I like Rebecca Loudon's approach to poetry. In her June 19th entry on her blog, she says, "I’ve been having an interview with Tom Beckett which I don’t like to think of as an interview because that makes me choke up, and so it has become a conversation with Tom Beckett, with me doing most of the writing most of which I delete as soon as I write it, just as I do here. One of the things that I wrote in our conversation was that as a writer who aspires to be a poet you eventually get to a place where poetry is happening all the time whether you’re physically engaged in the act of writing or not. You no longer have a choice. You have stepped into the river and you can’t get out. You can ignore it certainly or bend down and drink if you choose or pick out those flat rivery rocks and fling them at other poets, but you are, indeed, in the river."
I love this idea that poetry is happening all the time. I tell my Inner Critic something similar: "My subconscious is busy at work while my fingers are stitching."
I've been writing long enough to see that the work occurs in cycles. Some months I send out a lot of submissions; some months, I send out nothing. Some months I write a lot of new poems; sometimes, a month will go by with no new work (and yes, I still feel a bit panicky).
I try to do something every day that will move me towards the poetry life I want to have, towards the poet I want to be. Ideally, it would be an hour or two of that activity. Lately, I'm happy for crumbs.
But maybe you're having an energized summer, and you wish that more journals read in the summer. Diane Lockward has done us all a favor with her list of journals that read in the summer. Go here for part 1, here for part 2, and here for part 3.
Maybe you're wishing for a group that would encourage you to read one of the great books. Why not read Charlotte Bronte's Villette? Yes, I said this would be the year that I read Anna Karenina, but maybe I'll start with Villette. I'm inclined this way because there's a reading group over at The Valve. There's a reading schedule and promise of good conversation. By July 7, we're to have read the first 8 chapters, so there's not much time to get started. Go here for all the details.
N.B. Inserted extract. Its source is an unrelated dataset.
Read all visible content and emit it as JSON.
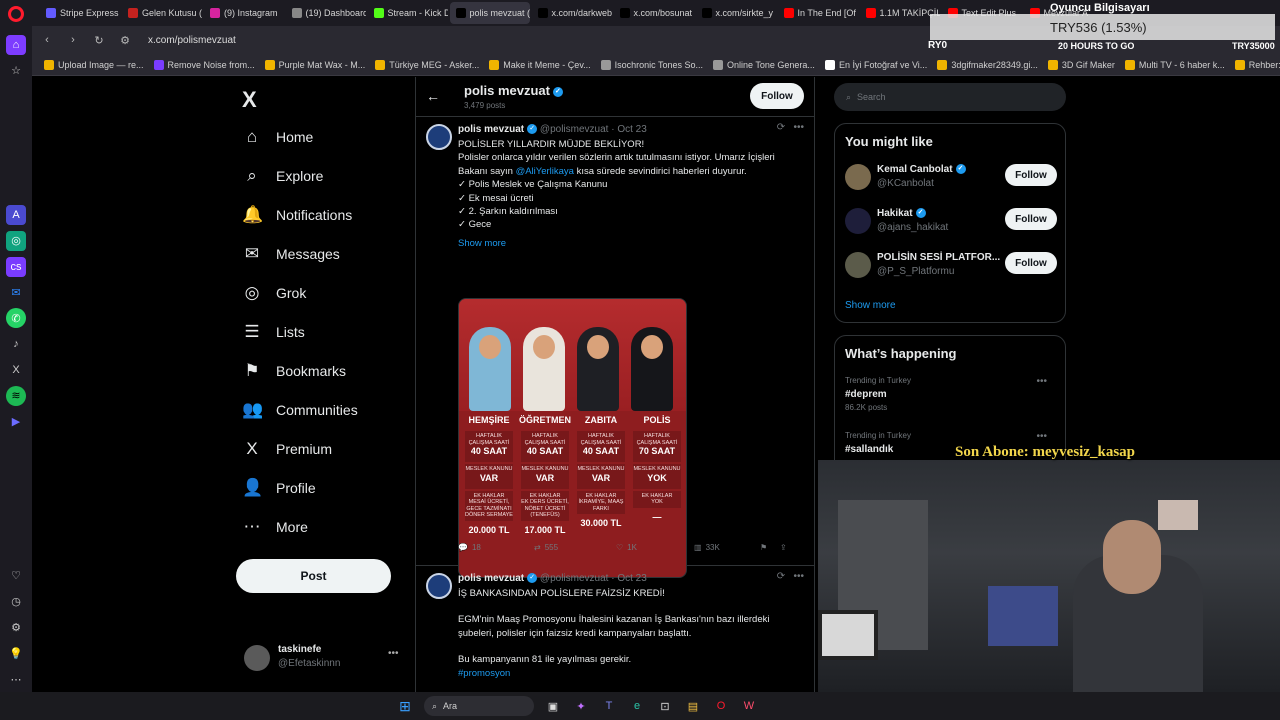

Part of my dissertation discusses Jane Eyre--in fact, when I read that book again in grad school, I got the idea for my dissertation, as I noticed that victims and perpetrators of domestic violence act in just the way that we now know that they do--but Bronte wrote long before sociological studies of the problem existed. I was baffled by critics who talked about the book as fairy tale fantasy or Gothic or otherwise non-realistic. And voila: a dissertation topic was born! A study of domestic violence in the Gothic, with the thought of proving that the Gothic was actually dealing with some real life scary stuff (domestic violence)--it wasn't just a supernatural spookfest.
I feel guilty confessing that I've never read any other books by Charlotte Bronte. So, let me give Villette a try. I don't think of Villette (or any other 19th century novel) as typical summer reading, but I'm not doing much of that kind of reading either.
Maybe I'll migrate back to my high school self. I was terrified that I wasn't adequately prepared for college, what with my public school education, so I put myself on a reading regime. For every 2 fun books I read, I had to read a classic. Look back with me, to that girl lying by the pool, reading Dreiser and Dickens and Hemingway and Hawthorne, looking forward to a future that she knew would be challenging, but rewarding. Maybe I can find that girl again.